BY Nancy Scola | Monday, December 22 2008
(In an ongoing experiment, we sometimes repost and slightly expand upon a compelling item covered in the Daily Digest. This is one. -- the editors)
The Center for American Progress (CAP) Action Fund's acting CEO Jennifer Palmieri has jumped into CAP blogger Matt Yglesias's blog space to issue a "special note." Palmieri distanced the think tank from Yglesias's dig at the organization Third Way as peddlers of "hyper-timid incrementalist bull____," guilty of trying to sell their approach as one and the same as the aggressively moderate approach of Barack Obama. Yglesias's post:
There are a variety of issues that they have nothing whatsoever to say on, and what policy ideas they do have are laughable in comparison to the scale of the problems they allegedly address. Which is fine, because Third Way isn't really a "public policy think tank" at all, it's a messaging and political tactics outfit.
One hitch: Third Way is a CAP partner. Oopsie. Palmieri wrote under the very banner of Yglesias's blog:
Our institution has partnered with Third Way on a number of important projects - including a homeland security transition project - and have a great deal of respect for their critical thinking and excellent work product. They are key leaders in the progressive movement and we look forward to working with them in the future.

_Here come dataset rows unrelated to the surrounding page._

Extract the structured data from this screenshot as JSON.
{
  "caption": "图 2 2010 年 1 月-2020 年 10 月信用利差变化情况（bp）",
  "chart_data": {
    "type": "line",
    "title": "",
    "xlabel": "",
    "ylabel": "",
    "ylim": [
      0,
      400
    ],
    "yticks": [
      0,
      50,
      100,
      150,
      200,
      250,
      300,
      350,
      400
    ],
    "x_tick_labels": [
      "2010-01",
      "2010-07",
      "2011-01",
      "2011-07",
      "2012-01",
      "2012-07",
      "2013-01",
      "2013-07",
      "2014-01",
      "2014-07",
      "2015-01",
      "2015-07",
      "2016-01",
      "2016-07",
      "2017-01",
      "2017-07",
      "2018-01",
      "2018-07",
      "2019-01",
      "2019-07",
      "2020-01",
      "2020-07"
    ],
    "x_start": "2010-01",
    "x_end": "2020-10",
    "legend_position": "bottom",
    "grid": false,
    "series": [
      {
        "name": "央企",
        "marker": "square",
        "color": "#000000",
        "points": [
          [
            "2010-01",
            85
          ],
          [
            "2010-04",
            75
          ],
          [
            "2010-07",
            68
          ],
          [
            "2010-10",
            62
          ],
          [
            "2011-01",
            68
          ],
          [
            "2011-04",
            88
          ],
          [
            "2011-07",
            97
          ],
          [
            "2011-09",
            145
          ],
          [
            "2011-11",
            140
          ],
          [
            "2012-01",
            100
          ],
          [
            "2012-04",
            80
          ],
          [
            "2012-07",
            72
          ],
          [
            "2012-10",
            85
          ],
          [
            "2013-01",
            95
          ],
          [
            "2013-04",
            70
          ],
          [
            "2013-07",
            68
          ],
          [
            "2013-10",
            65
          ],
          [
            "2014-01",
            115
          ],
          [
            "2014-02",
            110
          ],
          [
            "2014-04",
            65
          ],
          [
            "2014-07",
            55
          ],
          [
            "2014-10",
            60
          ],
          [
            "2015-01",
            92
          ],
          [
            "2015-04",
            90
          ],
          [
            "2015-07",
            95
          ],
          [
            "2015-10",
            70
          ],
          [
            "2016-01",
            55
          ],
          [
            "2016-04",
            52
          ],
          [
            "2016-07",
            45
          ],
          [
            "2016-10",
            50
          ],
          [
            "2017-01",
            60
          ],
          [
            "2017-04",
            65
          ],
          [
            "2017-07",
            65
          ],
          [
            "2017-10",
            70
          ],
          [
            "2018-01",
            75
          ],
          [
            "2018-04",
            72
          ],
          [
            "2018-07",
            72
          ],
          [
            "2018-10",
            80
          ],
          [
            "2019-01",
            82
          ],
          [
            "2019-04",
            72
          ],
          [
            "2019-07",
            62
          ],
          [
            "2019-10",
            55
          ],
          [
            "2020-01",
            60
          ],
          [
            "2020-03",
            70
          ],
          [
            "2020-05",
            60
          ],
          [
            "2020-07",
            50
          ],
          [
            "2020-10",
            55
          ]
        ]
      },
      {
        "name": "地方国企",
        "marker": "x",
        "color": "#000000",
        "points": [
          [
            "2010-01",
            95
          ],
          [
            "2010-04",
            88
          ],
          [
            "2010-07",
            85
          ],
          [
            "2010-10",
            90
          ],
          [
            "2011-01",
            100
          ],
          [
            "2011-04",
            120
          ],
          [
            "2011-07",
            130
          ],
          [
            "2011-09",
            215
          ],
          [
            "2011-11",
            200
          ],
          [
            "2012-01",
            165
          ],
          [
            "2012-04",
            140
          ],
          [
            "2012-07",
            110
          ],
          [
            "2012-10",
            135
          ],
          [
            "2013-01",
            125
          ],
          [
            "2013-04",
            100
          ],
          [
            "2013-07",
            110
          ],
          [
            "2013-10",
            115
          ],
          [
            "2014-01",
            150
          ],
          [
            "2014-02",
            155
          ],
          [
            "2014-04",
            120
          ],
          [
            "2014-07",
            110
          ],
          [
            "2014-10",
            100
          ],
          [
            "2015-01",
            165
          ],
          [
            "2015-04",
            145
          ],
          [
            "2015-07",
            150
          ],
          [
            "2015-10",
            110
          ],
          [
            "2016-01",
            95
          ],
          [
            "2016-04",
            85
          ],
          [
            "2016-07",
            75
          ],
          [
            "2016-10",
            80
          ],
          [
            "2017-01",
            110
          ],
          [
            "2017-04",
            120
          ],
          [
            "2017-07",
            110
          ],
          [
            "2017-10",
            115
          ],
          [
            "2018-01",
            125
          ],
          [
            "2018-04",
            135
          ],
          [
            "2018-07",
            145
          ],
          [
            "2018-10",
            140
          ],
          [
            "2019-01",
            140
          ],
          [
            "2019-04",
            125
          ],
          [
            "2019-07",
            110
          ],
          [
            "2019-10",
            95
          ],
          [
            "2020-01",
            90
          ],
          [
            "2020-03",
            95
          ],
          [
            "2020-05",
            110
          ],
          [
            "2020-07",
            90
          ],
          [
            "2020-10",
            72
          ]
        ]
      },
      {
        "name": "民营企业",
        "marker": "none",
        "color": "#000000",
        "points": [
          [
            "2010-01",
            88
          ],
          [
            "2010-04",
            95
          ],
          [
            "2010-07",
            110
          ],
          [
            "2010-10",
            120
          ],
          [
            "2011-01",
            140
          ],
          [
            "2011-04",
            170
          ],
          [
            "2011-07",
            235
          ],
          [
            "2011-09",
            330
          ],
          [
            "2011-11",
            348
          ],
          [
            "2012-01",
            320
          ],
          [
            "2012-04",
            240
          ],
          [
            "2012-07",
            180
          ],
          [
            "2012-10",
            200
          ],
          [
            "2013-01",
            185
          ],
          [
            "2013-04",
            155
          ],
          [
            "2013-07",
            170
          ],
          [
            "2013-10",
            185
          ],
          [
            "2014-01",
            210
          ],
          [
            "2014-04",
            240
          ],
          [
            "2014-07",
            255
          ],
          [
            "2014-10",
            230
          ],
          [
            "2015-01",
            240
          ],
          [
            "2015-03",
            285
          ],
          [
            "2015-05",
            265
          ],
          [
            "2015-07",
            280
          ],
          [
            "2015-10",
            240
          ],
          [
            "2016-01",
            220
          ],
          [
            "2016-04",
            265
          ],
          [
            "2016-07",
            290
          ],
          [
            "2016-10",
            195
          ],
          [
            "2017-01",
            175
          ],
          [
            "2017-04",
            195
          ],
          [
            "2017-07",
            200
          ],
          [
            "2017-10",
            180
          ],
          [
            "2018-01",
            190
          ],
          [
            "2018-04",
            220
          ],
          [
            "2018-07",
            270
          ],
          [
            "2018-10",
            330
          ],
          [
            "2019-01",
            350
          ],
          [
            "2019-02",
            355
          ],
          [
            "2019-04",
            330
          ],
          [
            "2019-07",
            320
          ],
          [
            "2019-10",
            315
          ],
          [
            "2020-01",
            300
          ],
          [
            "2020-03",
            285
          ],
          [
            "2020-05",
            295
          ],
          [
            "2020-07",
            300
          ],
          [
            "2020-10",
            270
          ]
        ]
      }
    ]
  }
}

The more than 450 comments on Palmieri's mea culpa (or perhaps her "Matt's culpa") weren't kind. Here's a representative one: "This post is EXTREMELY creepy."
With CAP head John Podesta leading the Obama transition effort, it's hard not to see the organization as eager to be the very embodiment of institutional big-tent progressivism. Yglesias's critique of Third Way might be fair and incisive journalism. But having their star blogger calling foul on one centrist group of moderately high profile doesn't help that institutional mission much.
When Yglesias left the journalism world at the Atlantic for the think-tank world of the Center for American Progress, he assured his faithful blog readers that from their point of view, the move "probably won't make a huge difference." That may well have involved a good dose of wishful thinking.